Start off with an arbitrarily chosen set of probabilities of choosing an arc from each node except the last, and another set of arbitarily chosen probabilities for each symbol being emitted on arriving at a node. Suppose you have to hand your sample of strings allegedly produced by this markov model. Now select the first string from the set of samples, and trace it through the diagram. If this cannot be done, some of your probabilities must have been made zero, which was naughty of you, go back and make them all positive. If it could be done in a lot of different ways, make a list of all of them. Since it is a finite length string and a finite diagram, there can only be a finite set of possibilities.
Each way of laying down the string from < to > through the diagram can have a probability computed for it, based on the arbitrarily assigned probabilities for transitions and emissions of symbols. The probabilities of choosing the sequences of arcs are readily computed by multiplying all the arc probabilities together, and the probability of having emitted a symbol at each arc, given that the arc was selected, can also be multiplied in at each symbol. So there is a net probability that the string was generated by any given parse, and we can add these together for all the different possible parses of the string. There are two approaches next, the Viterbi approach is to select the most probable parse and use that. The other approach due to Baum and Welch is to split up the string into fractional strings according to the probability of each parse, and lay down fractional strings over the diagram. If one imagines a diagram such as the above figure, and a string with symbols as beads on a piece of thread, the symbols have to get allocated to arcs or nodes in a sequence which lays out the thread over the diagram. In the case of the Baum-Welch method, we have lots of copies of the same threaded necklace of symbols, each with a weight attached to it, the sum of the weights being one. Each of them gets layed out on the diagram, making for lots of fractional threads everywhere in the Baum-Welch case, and just one in the Viterbi case. We maybe ought to make the threads we lay down on the diagram a nice striking colour, say scarlet, to contrast with the sober black of the network connections.

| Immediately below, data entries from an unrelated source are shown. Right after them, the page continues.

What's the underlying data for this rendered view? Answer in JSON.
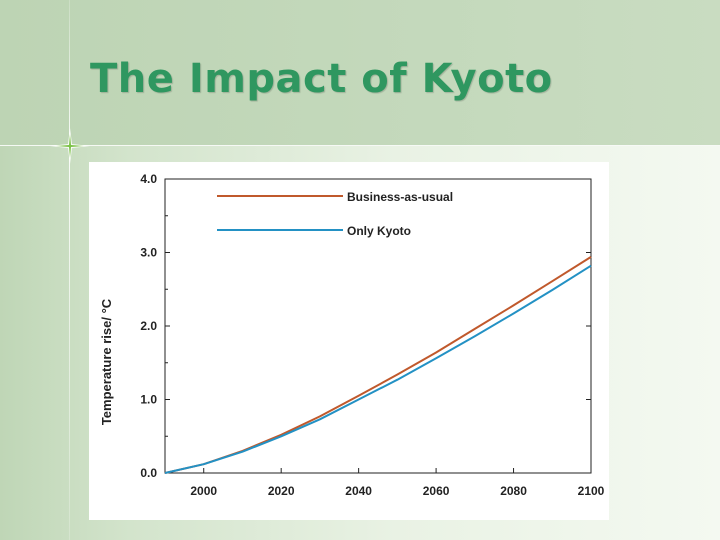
{
  "slide": {
    "title": "The Impact of Kyoto"
  },
  "colors": {
    "title": "#2f9760",
    "bau": "#c0592c",
    "kyoto": "#2391c4"
  },
  "chart_data": {
    "type": "line",
    "title": "",
    "xlabel": "",
    "ylabel": "Temperature rise/ °C",
    "xlim": [
      1990,
      2100
    ],
    "ylim": [
      0,
      4
    ],
    "xticks": [
      2000,
      2020,
      2040,
      2060,
      2080,
      2100
    ],
    "xtick_labels": [
      "2000",
      "2020",
      "2040",
      "2060",
      "2080",
      "2100"
    ],
    "yticks": [
      0,
      1,
      2,
      3,
      4
    ],
    "ytick_labels": [
      "0.0",
      "1.0",
      "2.0",
      "3.0",
      "4.0"
    ],
    "grid": false,
    "legend": "top-left",
    "series": [
      {
        "name": "Business-as-usual",
        "color": "#c0592c",
        "x": [
          1990,
          2000,
          2010,
          2020,
          2030,
          2040,
          2050,
          2060,
          2070,
          2080,
          2090,
          2100
        ],
        "y": [
          0.0,
          0.12,
          0.3,
          0.52,
          0.77,
          1.05,
          1.34,
          1.64,
          1.96,
          2.28,
          2.61,
          2.94
        ]
      },
      {
        "name": "Only Kyoto",
        "color": "#2391c4",
        "x": [
          1990,
          2000,
          2010,
          2020,
          2030,
          2040,
          2050,
          2060,
          2070,
          2080,
          2090,
          2100
        ],
        "y": [
          0.0,
          0.12,
          0.29,
          0.5,
          0.73,
          1.0,
          1.27,
          1.56,
          1.86,
          2.17,
          2.49,
          2.82
        ]
      }
    ]
  }
}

This is repeated for each string of the sample. This gives a diagram covered with a lot of scarlet threads. We then proceed to reestimate the probabilities using these threads. To reestimate the probability of travelling from A to C, we look at all the bits of string we have laid down, and count the total number leaving A. Of this total number (which for the Baum-Welch algorithm may not be an integer) we count the fraction going to C, and this fraction becomes the new probability assigned to the arc from A to C. Similarly for all the other arcs. Given that we go from A to C, we now count up the (possibly fractional) occurrences of each of the symbols that we have laid down along that path. The ratio of each symbol count to the total number of counts gives the probability reestimate for the symbol.
From the initial estimate and the sample of strings, we have a reestimate of the probabilities on the diagram. From the first, possibly ill chosen selection of probabilities, we have obtained a more plausible set which have done a better job of accounting for the actual data. We now do it again with the reestimate as our starting point. We repeat the process until the numbers don't change and claim that this gives a maximum likelihood model for the data given the network topology.
The Baum-Welch algorithm is clearly a particular case of the EM algorithm, which can be used for much more than just mixture modelling. The description given in English may be replaced either with some code or some algebra, but if you write your own code, making up a few little threaded necklaces of strings and working out where to put them will be much the quickest way. People of inferior intellects who have trouble with such arcana as reading and writing in natural languages may prefer algebra or C; such folk may find the above description confusing in which case they may find alternative formulations via the bibliography.
The process of effectively calculating all the probabilities may be organised, and the way of organising it is known as the forward-backward algorithm.